И потом, желая, видимо, мне пояснить, добавил:
— Это Палька Ершов. Его тут все боятся. Очень даже отчаянный, смелый подросток.
— Я не боюсь, — сказал парнишка, — а только Палькина очередь.
Палька Ершов лежал на животе, уткнувшись носом з землю. На грязной босой подошве его ноги было написано — 1р. Видимо, ниже означенной цены трогать Пальку нельзя.
— Палька! — крикнул я.
— Он не велел будить, — сказал парнишка. — Пущай, говорит, обождут пассажиры.
Я засмеялся.
Парнишка тоже засмеялся и сказал, оправдываясь:
— Палька очень отчаянный. Смелый. Он даже слепца убил.
— Как? Слепца убил?
— Слепца. Он слепца водил. А после мальчишки смеяться над ним стали. Зачем водит… А Палька завел слепца в поле и теку. А слепец за ним. А Палька в овраг. А слепец потонул в воде…
Все это парнишка проговорил залпом, опасливо поглядывая на Пальку.
Мне показалось, что Палька не спит.
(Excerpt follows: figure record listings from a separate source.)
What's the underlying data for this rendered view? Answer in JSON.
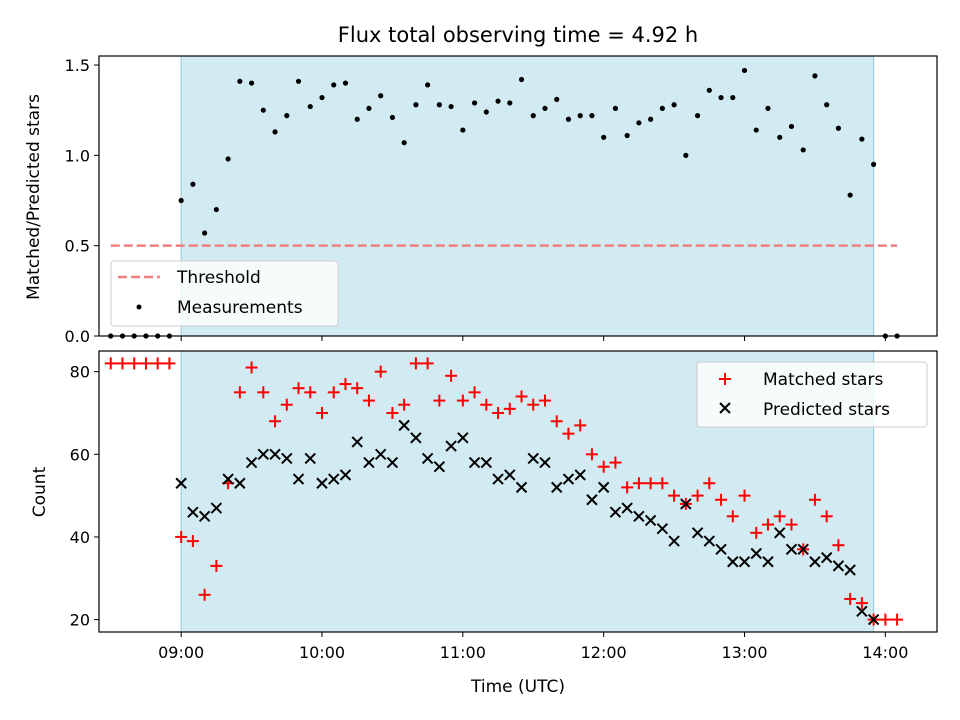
{
  "title": "Flux total observing time = 4.92 h",
  "shade_span": [
    "09:00",
    "13:55"
  ],
  "colors": {
    "shade": "#add8e6",
    "threshold": "#f08080",
    "measurements": "#000000",
    "matched": "#ff0000",
    "predicted": "#000000"
  },
  "chart_data": [
    {
      "type": "scatter",
      "ylabel": "Matched/Predicted stars",
      "xlim": [
        "08:25",
        "14:22"
      ],
      "ylim": [
        0,
        1.55
      ],
      "yticks": [
        0.0,
        0.5,
        1.0,
        1.5
      ],
      "ytick_labels": [
        "0.0",
        "0.5",
        "1.0",
        "1.5"
      ],
      "legend": {
        "placement": "lower-left",
        "entries": [
          "Threshold",
          "Measurements"
        ]
      },
      "threshold": {
        "name": "Threshold",
        "value": 0.5,
        "x_range": [
          "08:30",
          "14:05"
        ]
      },
      "measurements": {
        "name": "Measurements",
        "x": [
          "08:30",
          "08:35",
          "08:40",
          "08:45",
          "08:50",
          "08:55",
          "09:00",
          "09:05",
          "09:10",
          "09:15",
          "09:20",
          "09:25",
          "09:30",
          "09:35",
          "09:40",
          "09:45",
          "09:50",
          "09:55",
          "10:00",
          "10:05",
          "10:10",
          "10:15",
          "10:20",
          "10:25",
          "10:30",
          "10:35",
          "10:40",
          "10:45",
          "10:50",
          "10:55",
          "11:00",
          "11:05",
          "11:10",
          "11:15",
          "11:20",
          "11:25",
          "11:30",
          "11:35",
          "11:40",
          "11:45",
          "11:50",
          "11:55",
          "12:00",
          "12:05",
          "12:10",
          "12:15",
          "12:20",
          "12:25",
          "12:30",
          "12:35",
          "12:40",
          "12:45",
          "12:50",
          "12:55",
          "13:00",
          "13:05",
          "13:10",
          "13:15",
          "13:20",
          "13:25",
          "13:30",
          "13:35",
          "13:40",
          "13:45",
          "13:50",
          "13:55",
          "14:00",
          "14:05"
        ],
        "y": [
          0,
          0,
          0,
          0,
          0,
          0,
          0.75,
          0.84,
          0.57,
          0.7,
          0.98,
          1.41,
          1.4,
          1.25,
          1.13,
          1.22,
          1.41,
          1.27,
          1.32,
          1.39,
          1.4,
          1.2,
          1.26,
          1.33,
          1.21,
          1.07,
          1.28,
          1.39,
          1.28,
          1.27,
          1.14,
          1.29,
          1.24,
          1.3,
          1.29,
          1.42,
          1.22,
          1.26,
          1.31,
          1.2,
          1.22,
          1.22,
          1.1,
          1.26,
          1.11,
          1.18,
          1.2,
          1.26,
          1.28,
          1.0,
          1.22,
          1.36,
          1.32,
          1.32,
          1.47,
          1.14,
          1.26,
          1.1,
          1.16,
          1.03,
          1.44,
          1.28,
          1.15,
          0.78,
          1.09,
          0.95,
          0,
          0
        ]
      }
    },
    {
      "type": "scatter",
      "xlabel": "Time (UTC)",
      "ylabel": "Count",
      "xlim": [
        "08:25",
        "14:22"
      ],
      "ylim": [
        17,
        85
      ],
      "yticks": [
        20,
        40,
        60,
        80
      ],
      "ytick_labels": [
        "20",
        "40",
        "60",
        "80"
      ],
      "xticks": [
        "09:00",
        "10:00",
        "11:00",
        "12:00",
        "13:00",
        "14:00"
      ],
      "legend": {
        "placement": "upper-right",
        "entries": [
          "Matched stars",
          "Predicted stars"
        ]
      },
      "series": [
        {
          "name": "Matched stars",
          "marker": "+",
          "x": [
            "08:30",
            "08:35",
            "08:40",
            "08:45",
            "08:50",
            "08:55",
            "09:00",
            "09:05",
            "09:10",
            "09:15",
            "09:20",
            "09:25",
            "09:30",
            "09:35",
            "09:40",
            "09:45",
            "09:50",
            "09:55",
            "10:00",
            "10:05",
            "10:10",
            "10:15",
            "10:20",
            "10:25",
            "10:30",
            "10:35",
            "10:40",
            "10:45",
            "10:50",
            "10:55",
            "11:00",
            "11:05",
            "11:10",
            "11:15",
            "11:20",
            "11:25",
            "11:30",
            "11:35",
            "11:40",
            "11:45",
            "11:50",
            "11:55",
            "12:00",
            "12:05",
            "12:10",
            "12:15",
            "12:20",
            "12:25",
            "12:30",
            "12:35",
            "12:40",
            "12:45",
            "12:50",
            "12:55",
            "13:00",
            "13:05",
            "13:10",
            "13:15",
            "13:20",
            "13:25",
            "13:30",
            "13:35",
            "13:40",
            "13:45",
            "13:50",
            "13:55",
            "14:00",
            "14:05"
          ],
          "y": [
            82,
            82,
            82,
            82,
            82,
            82,
            40,
            39,
            26,
            33,
            53,
            75,
            81,
            75,
            68,
            72,
            76,
            75,
            70,
            75,
            77,
            76,
            73,
            80,
            70,
            72,
            82,
            82,
            73,
            79,
            73,
            75,
            72,
            70,
            71,
            74,
            72,
            73,
            68,
            65,
            67,
            60,
            57,
            58,
            52,
            53,
            53,
            53,
            50,
            48,
            50,
            53,
            49,
            45,
            50,
            41,
            43,
            45,
            43,
            37,
            49,
            45,
            38,
            25,
            24,
            20,
            20,
            20
          ]
        },
        {
          "name": "Predicted stars",
          "marker": "x",
          "x": [
            "09:00",
            "09:05",
            "09:10",
            "09:15",
            "09:20",
            "09:25",
            "09:30",
            "09:35",
            "09:40",
            "09:45",
            "09:50",
            "09:55",
            "10:00",
            "10:05",
            "10:10",
            "10:15",
            "10:20",
            "10:25",
            "10:30",
            "10:35",
            "10:40",
            "10:45",
            "10:50",
            "10:55",
            "11:00",
            "11:05",
            "11:10",
            "11:15",
            "11:20",
            "11:25",
            "11:30",
            "11:35",
            "11:40",
            "11:45",
            "11:50",
            "11:55",
            "12:00",
            "12:05",
            "12:10",
            "12:15",
            "12:20",
            "12:25",
            "12:30",
            "12:35",
            "12:40",
            "12:45",
            "12:50",
            "12:55",
            "13:00",
            "13:05",
            "13:10",
            "13:15",
            "13:20",
            "13:25",
            "13:30",
            "13:35",
            "13:40",
            "13:45",
            "13:50",
            "13:55"
          ],
          "y": [
            53,
            46,
            45,
            47,
            54,
            53,
            58,
            60,
            60,
            59,
            54,
            59,
            53,
            54,
            55,
            63,
            58,
            60,
            58,
            67,
            64,
            59,
            57,
            62,
            64,
            58,
            58,
            54,
            55,
            52,
            59,
            58,
            52,
            54,
            55,
            49,
            52,
            46,
            47,
            45,
            44,
            42,
            39,
            48,
            41,
            39,
            37,
            34,
            34,
            36,
            34,
            41,
            37,
            37,
            34,
            35,
            33,
            32,
            22,
            20
          ]
        }
      ]
    }
  ]
}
И действительно, он вдруг перевернулся, лег на спину, посмотрел на меня прищуренным глазом и зевнул. Мне показалось, что Палька и раньше не спал, а только делал вид, что спит, а на самом деле отлично все слышал.
Он зевнул еще раз, ковырнул пальцем в носу и сказал лениво:
— Вещи, что ли? Куда?
Я сказал. Палька вскочил на ноги, кинулся к моему чемодану и, легко взвалив его на плечи, быстро почти бегом, пошел. Я еле поспевал за ним.
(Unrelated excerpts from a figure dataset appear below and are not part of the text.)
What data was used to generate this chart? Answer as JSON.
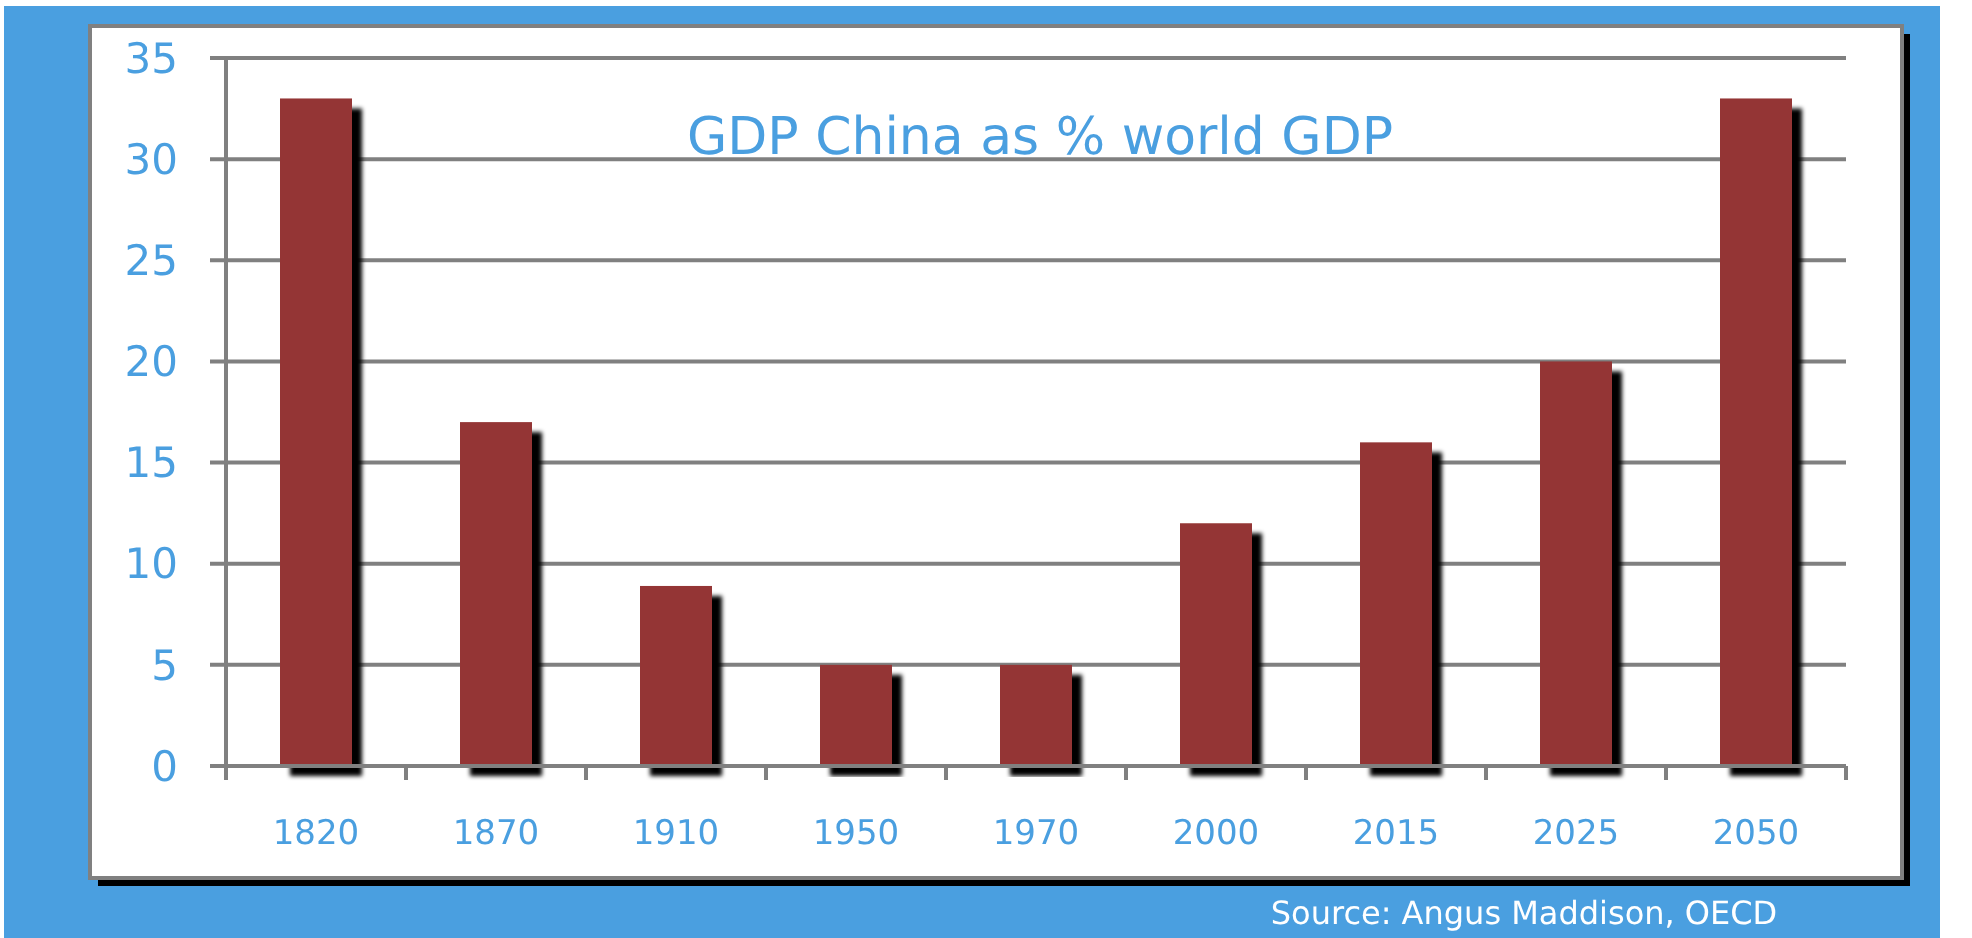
{
  "chart_data": {
    "type": "bar",
    "title": "GDP China as % world GDP",
    "categories": [
      "1820",
      "1870",
      "1910",
      "1950",
      "1970",
      "2000",
      "2015",
      "2025",
      "2050"
    ],
    "values": [
      33,
      17,
      8.9,
      5,
      5,
      12,
      16,
      20,
      33
    ],
    "color": "#943634",
    "ylim": [
      0,
      35
    ],
    "yticks": [
      0,
      5,
      10,
      15,
      20,
      25,
      30,
      35
    ],
    "grid": "y",
    "annotations": [
      "Source: Angus Maddison, OECD"
    ]
  }
}
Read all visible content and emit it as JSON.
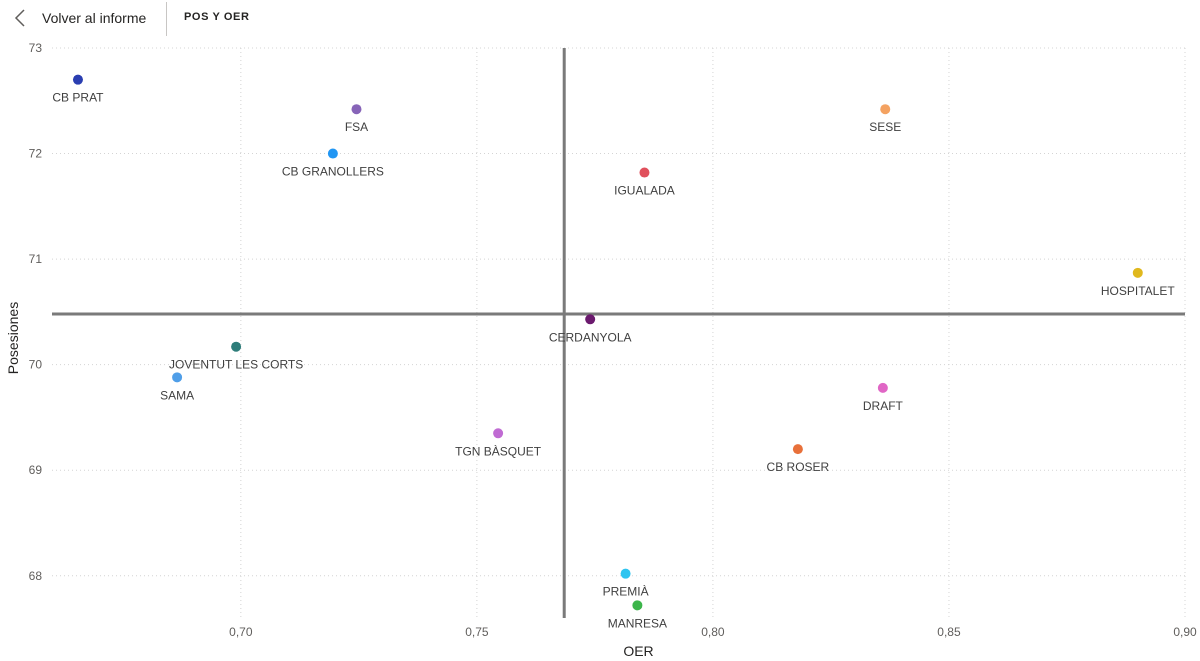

Палька оглянулся раз или два и надбавил шагу. Ему, видимо, доставляло огромное удовольствие гнать меня, как барана.
Нестерпимая жара, пыль били меня в лицо. Я шел все медленней и медленней и, наконец, потерял Пальку из виду.
Каюсь, я испугался. Я подумал, что чемодан мой пропал безвозвратно. Но на повороте дороги, в тени, под деревом, я увидел Пальку. Он сидел на моем чемодане и меланхолически сплевывал через зубы.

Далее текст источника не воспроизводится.